Since the construction of various topological photonic metamaterials, the Dirac degeneracy has been realized and provides a crucial opportunity to investigate the nonspecular effects [Goos-Hänchen (GH) and Imbert-Fedorov (IF) shifts] of light at the unique optical interface. In this paper, we furnish a general and precise model to explore how photonic Dirac point affects nonspecular effects in Dirac metamaterial. Based on this model, the giant nonspecular effects are discovered when a Gaussian beam reflects in the vicinity of a photonic Dirac point. We confirm that the giant nonspecular effects are the consequence of degeneracy between Brewster angles and critical angle caused by the Dirac point.
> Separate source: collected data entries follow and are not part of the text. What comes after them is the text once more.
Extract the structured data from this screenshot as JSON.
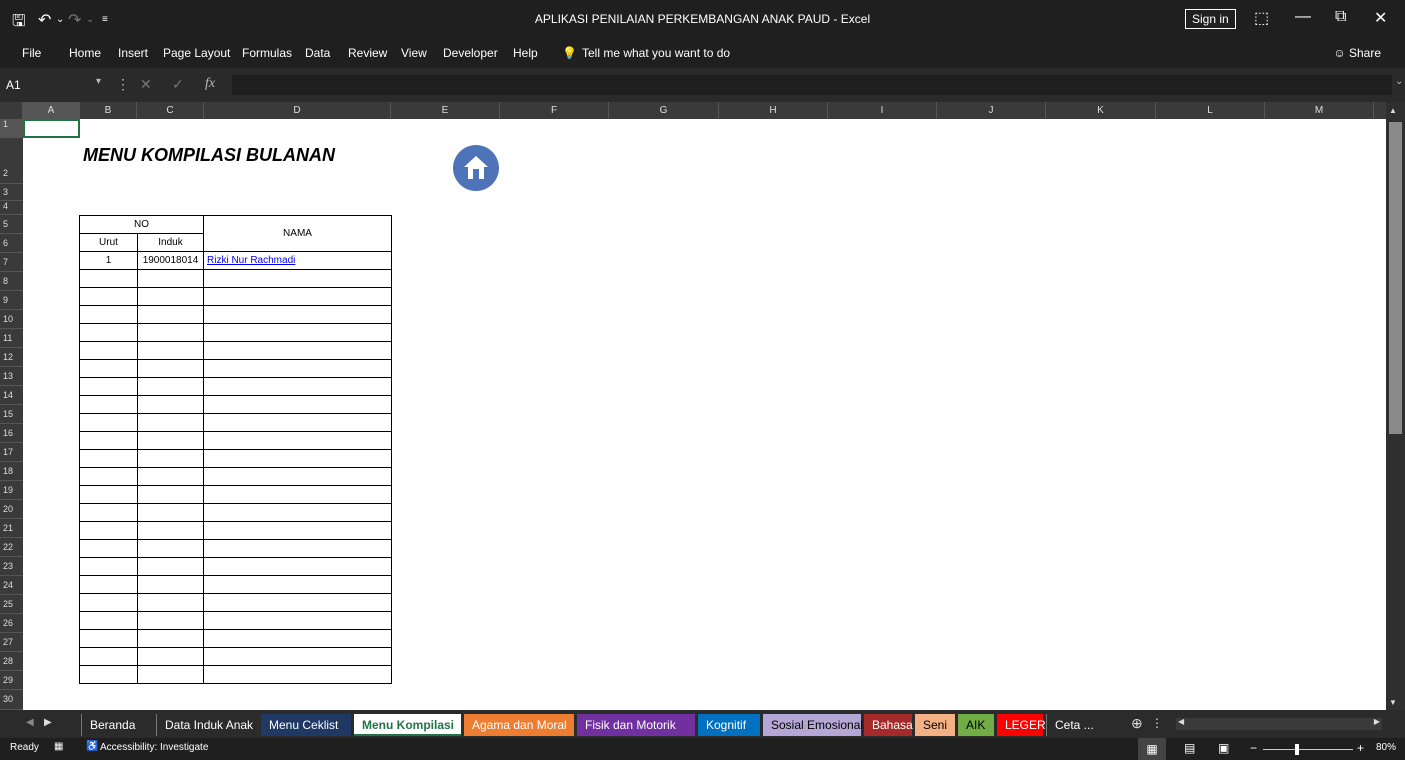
{
  "window": {
    "title": "APLIKASI PENILAIAN PERKEMBANGAN ANAK PAUD  -  Excel",
    "sign_in": "Sign in",
    "share": "Share"
  },
  "menu": [
    "File",
    "Home",
    "Insert",
    "Page Layout",
    "Formulas",
    "Data",
    "Review",
    "View",
    "Developer",
    "Help"
  ],
  "tell_me": "Tell me what you want to do",
  "formula_bar": {
    "name_box": "A1",
    "formula": ""
  },
  "columns": [
    "A",
    "B",
    "C",
    "D",
    "E",
    "F",
    "G",
    "H",
    "I",
    "J",
    "K",
    "L",
    "M"
  ],
  "rows": [
    "1",
    "2",
    "3",
    "4",
    "5",
    "6",
    "7",
    "8",
    "9",
    "10",
    "11",
    "12",
    "13",
    "14",
    "15",
    "16",
    "17",
    "18",
    "19",
    "20",
    "21",
    "22",
    "23",
    "24",
    "25",
    "26",
    "27",
    "28",
    "29",
    "30"
  ],
  "sheet": {
    "heading": "MENU KOMPILASI BULANAN",
    "table": {
      "header_no": "NO",
      "header_urut": "Urut",
      "header_induk": "Induk",
      "header_nama": "NAMA",
      "entries": [
        {
          "urut": "1",
          "induk": "1900018014",
          "nama": "Rizki Nur Rachmadi"
        }
      ]
    }
  },
  "tabs": [
    {
      "label": "Beranda",
      "bg": "#2b2b2b",
      "fg": "#ffffff"
    },
    {
      "label": "Data Induk Anak",
      "bg": "#2b2b2b",
      "fg": "#ffffff"
    },
    {
      "label": "Menu Ceklist",
      "bg": "#1f3864",
      "fg": "#ffffff"
    },
    {
      "label": "Menu Kompilasi",
      "bg": "#ffffff",
      "fg": "#217346",
      "active": true
    },
    {
      "label": "Agama dan Moral",
      "bg": "#ed7d31",
      "fg": "#ffffff"
    },
    {
      "label": "Fisik dan Motorik",
      "bg": "#7030a0",
      "fg": "#ffffff"
    },
    {
      "label": "Kognitif",
      "bg": "#0070c0",
      "fg": "#ffffff"
    },
    {
      "label": "Sosial Emosional",
      "bg": "#b4a7d6",
      "fg": "#000000"
    },
    {
      "label": "Bahasa",
      "bg": "#a52a2a",
      "fg": "#ffffff"
    },
    {
      "label": "Seni",
      "bg": "#f4b183",
      "fg": "#000000"
    },
    {
      "label": "AIK",
      "bg": "#70ad47",
      "fg": "#000000"
    },
    {
      "label": "LEGER",
      "bg": "#ff0000",
      "fg": "#ffffff"
    },
    {
      "label": "Ceta ...",
      "bg": "#2b2b2b",
      "fg": "#ffffff"
    }
  ],
  "status": {
    "ready": "Ready",
    "accessibility": "Accessibility: Investigate",
    "zoom": "80%"
  },
  "colors": {
    "accent": "#217346",
    "home_button": "#4f73b8"
  }
}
Furthermore, the ability to generate a vortex beam at the Dirac point has also been simply verified. We believe that our work is of underlying significance, and may be served as a reference for the measurement of Dirac point, even other degenerate points. Moreover, our precise model can also be used to describe the nonspecular effects in other analogous photonic systems.

Figure 1

(a) Schematic illustrating the Cartesian coordinate system in Dirac metamaterial. (b) Band structure on the $k_x\text{−}{k}_z$ plane with ${\varepsilon }_y={\mu }_y=0.5$. (c) The dispersion relation along the $k_x$ and $k_z$ directions, respectively. In both (b) and (c), the Dirac points are marked with red spheres.

Figure 2

The GH and IF shifts are plotted as the functions of the distance $\delta {\theta }_i$ away from Dirac angle ${\theta }_D$ and the distance $\delta \omega$ away from the Dirac frequency ${\omega }_D$ on the surface of Dirac metamaterial. (a) GH spatial shift with HP incidence. (b) GH angular shift with HP incidence. (c) IF spatial shift with LCP incidence. (d) IF spatial shift with RCP incidence. We set the incident beam with horizontal polarization for GH shift and circular polarization for IF shift, waist radius $w_0=100\times \lambda$, and $\lambda =2\pi c/\omega$. Parameters for the Dirac metamaterial are chosen as ${\varepsilon }_y={\mu }_y=0.5$ and structural coefficient $f_1=0.5$.

Figure 3

The reflection coefficients, GH and IF shifts near the Dirac point. (a) Reflection amplitude. (b) Reflection phase. (c) GH spatial and angular shifts with HP incidence. (d) IF spatial shifts with LCP and RCP incidence. The frequency of the incident beam is $\delta \omega ={10}^{-3}{\omega }_D$. Other parameters are the same as those in Fig. 2.

Figure 4

The influence mechanism of Dirac point on nonspecular effects. (a) The connection between Dirac point, Brewster angles, and critical angle. The Dirac point $({\theta }_D,{\omega }_D)$ is marked with a green spot. (b) Brewster angle ${\theta }_B$ with the different frequencies. (c) GH spatial shift. (d) GH angular shift. (e) IF spatial shift. We set the frequency change as $\delta \omega /{\omega }_D=0.01,0.02,0.03,0.04$. Other parameters are the same as those in Fig. 2.

Figure 5

The reflected field intensity distributions and phase. (a) and (b) show the field intensity distribution with HP incidence for GH shift and LCP incidence for IF shift, respectively. (c) and (d) give the reflected helical phase and intensity distribution of reflected vortex field near the Dirac point($\delta {\theta }_i=-0.{0012}^{\circ },\delta \omega ={10}^{-5}{\omega }_D$) with LCP incidence.

Figure 6

The GH and IF spatial shifts are obtained from two different expressions for cross-polarization components considered (solid blue line) and not considered (dashed red line). (a) GH spatial shift. (b) IF spatial shift. Insets show the intensity distributions of the reflected field for two different expressions. The position pointed by the arrow corresponds to the incident condition and also the result of it. We set the change $\delta \omega /{\omega }_D={10}^{-4}$. Other parameters are the same as those in Fig. 2.

Figure 7

The GH spatial shift (a), GH angular shift (b), and IF spatial shift (c) change as a function of the incident beam waist for two different incident angles. We choose the frequency of beam as $\delta \omega /{\omega }_D={10}^{-3}$.